Now, there were valid cases where applying a licence key was preferable, or the only feasible option, i.e. if the computer wasn’t connected to the internet. However, many of the users that were applying licence keys manually didn’t need to. It would be easier for them, and better for RealVNC, if they used their account credentials to licence the software.

Identifying a potential cause

I started by looking through the onboarding process to find the point where customers applied the licence to the software. When they set up the software, they must run through a licensing wizard. Looking at the first screen of the wizard revealed a good opportunity for improvement. The screen offered a set of 3 options:

  1. Sign in to your RealVNC account to apply your subscription
  2. Start a free trial
  3. Enter a license key you possess (Enterprise subscription only)

The first two options started the same flow (i.e. ‘sign in’). The third made a strong association between having an Enterprise subscription (our most popular) and entering a key. I thought that this could be steering too many people toward the wrong option. I needed to validate this assumption, so I ran a small user test where I asked people to run through this wizard. In the scenario I told them that they had an Enterprise licence. My assumption was validated as it seemed that the wording was steering people with an Enterprise licence toward that third option. 

New design

I proposed a simple redesign of the screen to promote signing in as the primary action.

As the licence key option was now intended only for those users that couldn’t, or wouldn’t, connect their computer to the internet, I demoted that option in the UI. To help strengthen the message, and to decouple it from any one type of licence, I changed the button label to better describe the scenario where this option is needed – “Register offline”. I tested this with a new set of users, and was satisfied that it had the desired effect. So we decided to go ahead and implement the change.

How are we going to measure this?

RealVNC were tracking a metric called ‘Registered servers’. This metric showed the number of instances of their ‘VNC Server’ (part of VNC Connect) software that had been licensed by the customer signing into their account. We had no metric for the number of licence keys applied manually.

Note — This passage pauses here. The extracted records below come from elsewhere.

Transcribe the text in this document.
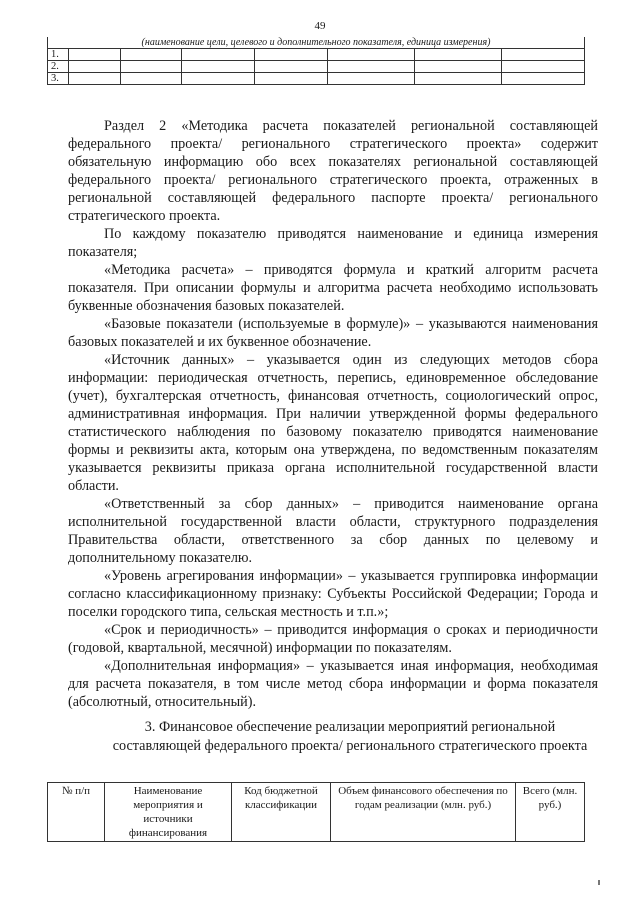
49
(наименование цели, целевого и дополнительного показателя, единица измерения)							
1.							
2.							
3.							

Раздел 2 «Методика расчета показателей региональной составляющей федерального проекта/ регионального стратегического проекта» содержит обязательную информацию обо всех показателях региональной составляющей федерального проекта/ регионального стратегического проекта, отраженных в региональной составляющей федерального паспорте проекта/ регионального стратегического проекта.

По каждому показателю приводятся наименование и единица измерения показателя;

«Методика расчета» – приводятся формула и краткий алгоритм расчета показателя. При описании формулы и алгоритма расчета необходимо использовать буквенные обозначения базовых показателей.

«Базовые показатели (используемые в формуле)» – указываются наименования базовых показателей и их буквенное обозначение.

«Источник данных» – указывается один из следующих методов сбора информации: периодическая отчетность, перепись, единовременное обследование (учет), бухгалтерская отчетность, финансовая отчетность, социологический опрос, административная информация. При наличии утвержденной формы федерального статистического наблюдения по базовому показателю приводятся наименование формы и реквизиты акта, которым она утверждена, по ведомственным показателям указывается реквизиты приказа органа исполнительной государственной власти области.

«Ответственный за сбор данных» – приводится наименование органа исполнительной государственной власти области, структурного подразделения Правительства области, ответственного за сбор данных по целевому и дополнительному показателю.

«Уровень агрегирования информации» – указывается группировка информации согласно классификационному признаку: Субъекты Российской Федерации; Города и поселки городского типа, сельская местность и т.п.»;

«Срок и периодичность» – приводится информация о сроках и периодичности (годовой, квартальной, месячной) информации по показателям.

«Дополнительная информация» – указывается иная информация, необходимая для расчета показателя, в том числе метод сбора информации и форма показателя (абсолютный, относительный).

3. Финансовое обеспечение реализации мероприятий региональной составляющей федерального проекта/ регионального стратегического проекта
№ п/п	Наименование мероприятия и источники финансирования	Код бюджетной классификации	Объем финансового обеспечения по годам реализации (млн. руб.)	Всего (млн. руб.)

By moving this metric, it would show that the new screen was steering more people in the right direction, towards sign-in and away from licence keys. I decided to look specifically at people starting new 30-day trials, as this would include predominantly new customers, with no existing bias toward applying the key. Therefore they would take this new screen at face value.

The impact

This change went live in the software in March 2019. Looking at a graph of trial software registrations, it’s clear to see the impact. Online registrations for Enterprise subscriptions almost tripled in the space of a month. Not only did this please our Business Analyst, but it meant all of those new customers signing in to licence their software would face much less friction when it came to renew their licences in a year’s time.